Japan’s anti-nuclear movement may have lost a bit of steam the past months, but the support of two former Prime Ministers seems to have been reviving interest and support among the public. Both Juinichiro Koizumi and Morihiro Hosokawa have been publicly stating that the country has to work towards weaning itself away from nuclear energy.
Koizumi, considered a mentor to current Prime Minister Shinzo Abe, said that while the administration is enjoying great support from the public, they should “do the right thing” when it comes to the nuclear issue. He added that while all the nuclear reactors are currently offline, this would be the perfect opportunity to begin the phase-out of nuclear power. Within the ruling Liberal Democratic Party however, opinions are divided when it comes to whether or not to restart the reactors. Abe believes that Japan can’t afford to lose the reactors, as they cannot continue to rely on fuel sources of energy, which are too expensive in the long run.

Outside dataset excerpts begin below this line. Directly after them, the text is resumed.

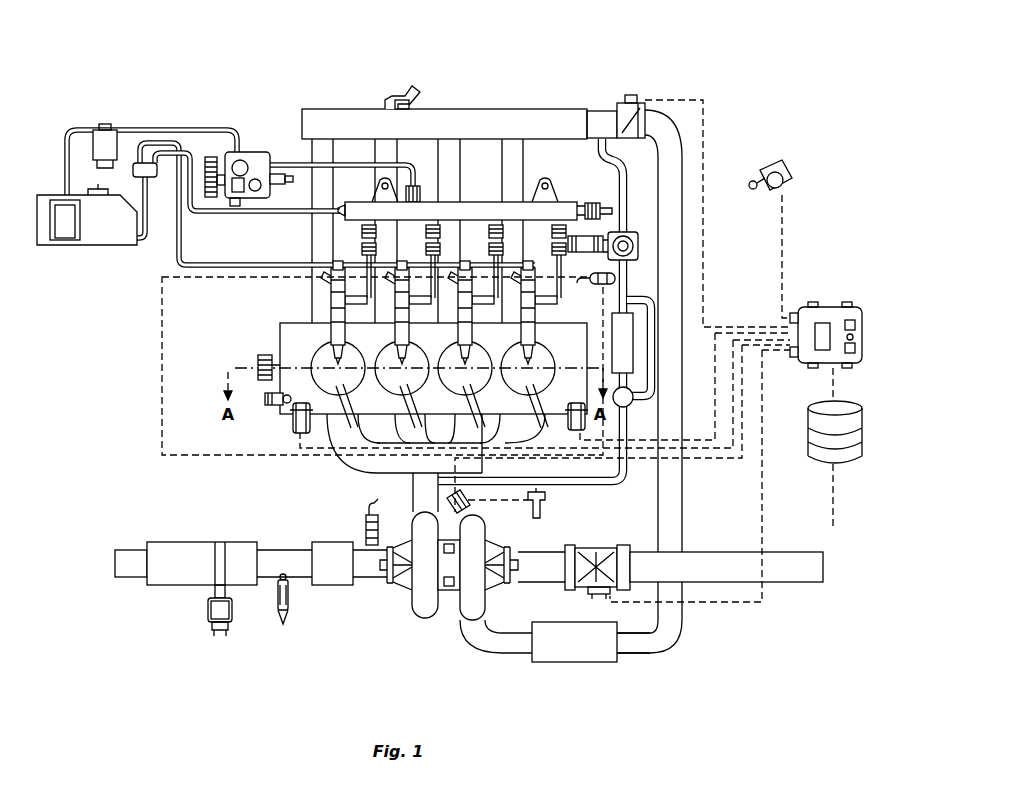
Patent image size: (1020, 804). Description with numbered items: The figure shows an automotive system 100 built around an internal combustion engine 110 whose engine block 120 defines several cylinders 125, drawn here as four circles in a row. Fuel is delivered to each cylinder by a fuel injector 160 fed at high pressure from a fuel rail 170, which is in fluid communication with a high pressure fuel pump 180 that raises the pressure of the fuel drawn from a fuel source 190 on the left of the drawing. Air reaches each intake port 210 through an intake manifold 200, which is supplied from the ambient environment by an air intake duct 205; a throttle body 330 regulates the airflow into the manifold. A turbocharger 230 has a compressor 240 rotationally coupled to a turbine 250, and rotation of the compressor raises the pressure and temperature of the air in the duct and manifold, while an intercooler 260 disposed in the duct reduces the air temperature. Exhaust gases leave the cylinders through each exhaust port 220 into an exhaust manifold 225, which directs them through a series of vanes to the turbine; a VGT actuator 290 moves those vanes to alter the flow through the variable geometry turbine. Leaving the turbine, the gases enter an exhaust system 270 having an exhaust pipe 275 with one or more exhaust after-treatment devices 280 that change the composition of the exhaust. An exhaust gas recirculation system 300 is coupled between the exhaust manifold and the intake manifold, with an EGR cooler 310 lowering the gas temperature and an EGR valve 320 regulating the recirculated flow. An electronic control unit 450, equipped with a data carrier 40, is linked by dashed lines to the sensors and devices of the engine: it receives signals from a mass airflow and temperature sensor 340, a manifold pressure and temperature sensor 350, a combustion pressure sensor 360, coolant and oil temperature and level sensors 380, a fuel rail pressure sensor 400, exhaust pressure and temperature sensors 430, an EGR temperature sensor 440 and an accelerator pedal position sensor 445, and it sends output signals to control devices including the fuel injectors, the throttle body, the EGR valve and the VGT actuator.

The automotive system 100 is at (219, 97).
The internal combustion engine 110 is at (542, 99).
The engine block 120 is at (280, 331).
The cylinder 125 is at (547, 352).
The fuel injector 160 is at (332, 307).
The fuel rail 170 is at (345, 208).
The high pressure fuel pump 180 is at (250, 150).
The fuel source 190 is at (108, 227).
The intake manifold 200 is at (453, 125).
The air intake duct 205 is at (792, 572).
The intake port 210 is at (328, 326).
The exhaust port 220 is at (332, 427).
The exhaust manifold 225 is at (351, 522).
The turbocharger 230 is at (462, 576).
The compressor 240 is at (478, 590).
The turbine 250 is at (423, 582).
The intercooler 260 is at (597, 650).
The exhaust system 270 is at (220, 577).
The exhaust pipe 275 is at (128, 565).
The exhaust after-treatment device 280 is at (173, 565).
The VGT actuator 290 is at (470, 505).
The exhaust gas recirculation system 300 is at (596, 492).
The EGR cooler 310 is at (628, 355).
The EGR valve 320 is at (632, 232).
The throttle body 330 is at (632, 95).
The mass airflow and temperature sensor 340 is at (592, 590).
The manifold pressure and temperature sensor 350 is at (392, 93).
The combustion pressure sensor 360 is at (350, 428).
The coolant and oil temperature and level sensors 380 is at (293, 420).
The fuel rail pressure sensor 400 is at (614, 204).
The exhaust pressure and temperature sensors 430 is at (285, 622).
The EGR temperature sensor 440 is at (618, 277).
The accelerator pedal position sensor 445 is at (790, 165).
The electronic control unit 450 is at (832, 302).
The data carrier 40 is at (835, 459).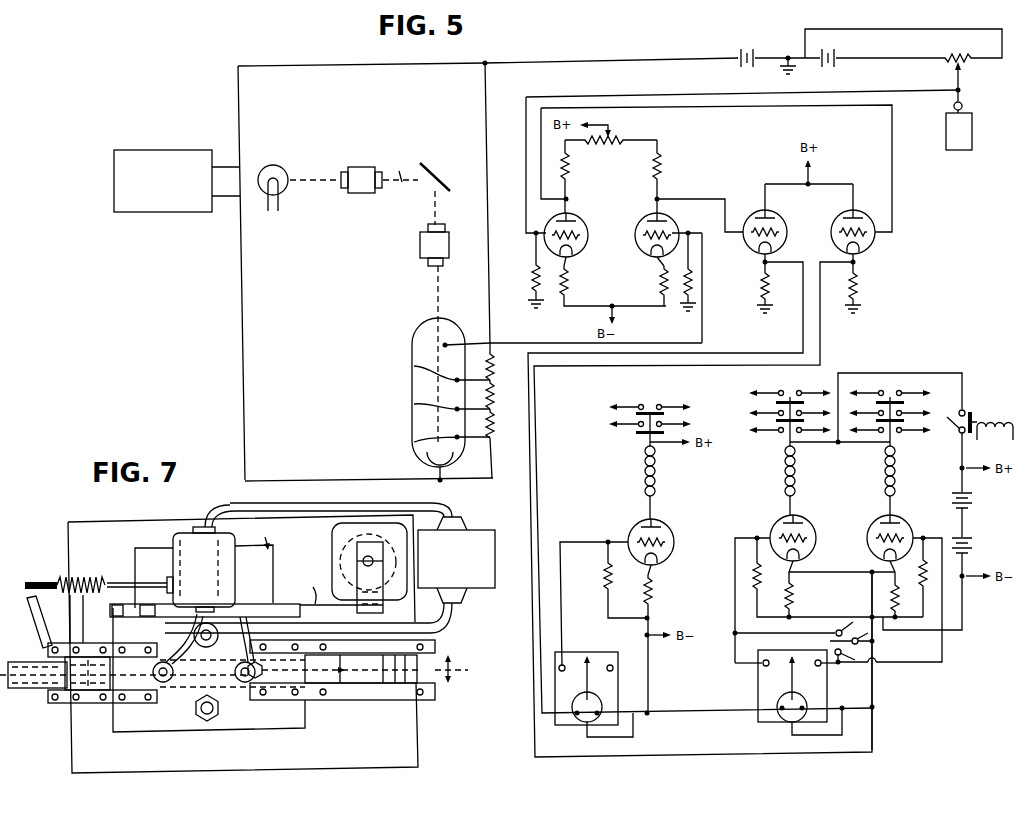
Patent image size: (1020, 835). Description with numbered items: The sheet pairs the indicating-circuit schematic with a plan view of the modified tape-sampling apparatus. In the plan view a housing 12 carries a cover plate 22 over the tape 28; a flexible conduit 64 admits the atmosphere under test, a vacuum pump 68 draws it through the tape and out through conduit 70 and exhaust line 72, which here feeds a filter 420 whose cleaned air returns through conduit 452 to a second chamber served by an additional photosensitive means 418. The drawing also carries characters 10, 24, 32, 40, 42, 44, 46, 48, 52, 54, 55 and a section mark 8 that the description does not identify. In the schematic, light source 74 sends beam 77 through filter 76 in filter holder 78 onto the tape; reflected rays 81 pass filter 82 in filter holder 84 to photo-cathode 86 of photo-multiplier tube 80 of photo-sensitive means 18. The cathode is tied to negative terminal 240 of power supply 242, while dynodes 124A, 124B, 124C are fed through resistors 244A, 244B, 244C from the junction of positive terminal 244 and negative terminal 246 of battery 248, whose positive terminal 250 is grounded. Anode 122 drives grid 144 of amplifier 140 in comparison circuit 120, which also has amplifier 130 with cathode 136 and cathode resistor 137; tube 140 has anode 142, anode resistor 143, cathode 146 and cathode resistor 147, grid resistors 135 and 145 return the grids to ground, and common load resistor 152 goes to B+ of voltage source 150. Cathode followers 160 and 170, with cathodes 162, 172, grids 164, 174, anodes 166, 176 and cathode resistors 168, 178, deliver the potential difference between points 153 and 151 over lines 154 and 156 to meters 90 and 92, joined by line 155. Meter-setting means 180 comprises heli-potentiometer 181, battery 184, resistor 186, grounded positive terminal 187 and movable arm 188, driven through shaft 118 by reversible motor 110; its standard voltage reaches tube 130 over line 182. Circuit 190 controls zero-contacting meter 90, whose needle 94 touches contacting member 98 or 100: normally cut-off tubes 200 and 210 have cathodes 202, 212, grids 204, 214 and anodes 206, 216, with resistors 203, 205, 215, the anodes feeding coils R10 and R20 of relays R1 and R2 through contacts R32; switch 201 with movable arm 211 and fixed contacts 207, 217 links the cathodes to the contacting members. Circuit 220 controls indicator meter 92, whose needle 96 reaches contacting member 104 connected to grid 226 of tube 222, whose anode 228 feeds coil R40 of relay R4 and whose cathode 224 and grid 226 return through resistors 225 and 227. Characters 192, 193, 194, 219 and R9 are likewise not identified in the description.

In FIG. 7, the apparatus 10 is at (66, 745).
In FIG. 7, the housing 12 is at (148, 733).
In FIG. 5, the photo-sensitive means 18 is at (412, 399).
In FIG. 7, the photo-sensitive means 18 is at (133, 563).
In FIG. 7, the cover plate 22 is at (240, 722).
In FIG. 7, the clamp plate 24 is at (430, 684).
In FIG. 5, the tape 28 is at (432, 163).
In FIG. 7, the tape 28 is at (34, 693).
In FIG. 7, the clamp block 32 is at (72, 692).
In FIG. 7, the housing 40 is at (337, 543).
In FIG. 7, the solenoid 42 is at (206, 560).
In FIG. 7, the plate 44 is at (376, 583).
In FIG. 7, the pivot 46 is at (370, 555).
In FIG. 7, the lead wire 48 is at (311, 589).
In FIG. 7, the spring 52 is at (62, 577).
In FIG. 7, the shaft 54 is at (35, 582).
In FIG. 7, the rods 55 is at (72, 606).
In FIG. 7, the flexible conduit 64 is at (33, 612).
In FIG. 7, the vacuum pump 68 is at (186, 532).
In FIG. 7, the conduit 70 is at (166, 636).
In FIG. 7, the exhaust conduit 72 is at (296, 503).
In FIG. 5, the light source 74 is at (277, 166).
In FIG. 5, the filter 76 is at (381, 190).
In FIG. 5, the beam 77 is at (401, 169).
In FIG. 5, the filter holder 78 is at (363, 193).
In FIG. 5, the photo-multiplier tube 80 is at (411, 428).
In FIG. 5, the reflected light rays 81 is at (436, 210).
In FIG. 5, the filter 82 is at (428, 229).
In FIG. 5, the filter holder 84 is at (420, 249).
In FIG. 5, the photo-cathode 86 is at (427, 455).
In FIG. 5, the zero-center micro-ammeter 90 is at (757, 690).
In FIG. 5, the indicator meter 92 is at (608, 654).
In FIG. 5, the indicator needle 94 is at (796, 680).
In FIG. 5, the indicator needle 96 is at (590, 682).
In FIG. 5, the contacting member 98 is at (823, 668).
In FIG. 5, the contacting member 100 is at (763, 667).
In FIG. 5, the contacting member 104 is at (565, 665).
In FIG. 5, the reversible motor 110 is at (966, 144).
In FIG. 5, the shaft 118 is at (964, 112).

The administration is reportedly working on a national energy policy that will reverse the previous government’s commitment to make Japan nuclear-free in the next two decades.
Meanwhile, Hosokawa said in an interview that he doesn’t understand how the government could think about restarting the plants when they do not have a process or place to discard the nuclear waste. “It would be a crime against future generations for our generation to restart nuclear plants without resolving this issue,” he strongly stated. This is a sentiment that has been echoed by Koizumi and other politicians. A country like Japan that doesn’t have much vacant land to work with will have huge problems when it comes to nuclear waste disposal and they say it is “irresponsible” to make people believe that there will be a “final radioactive waste storage site” in the country.
They are referring to specifically the problem at the crippled Fukushima Daiichi nuclear plant, the site of the worst nuclear accident in recent years, which will take decades to clean up. The government says they are preparing a temporary burial site to store the nuclear waste until the time comes when the permanent storage site is ready. But anti-nuclear experts say that even burying it underground will still affect future generations to the harmful effects of radiation.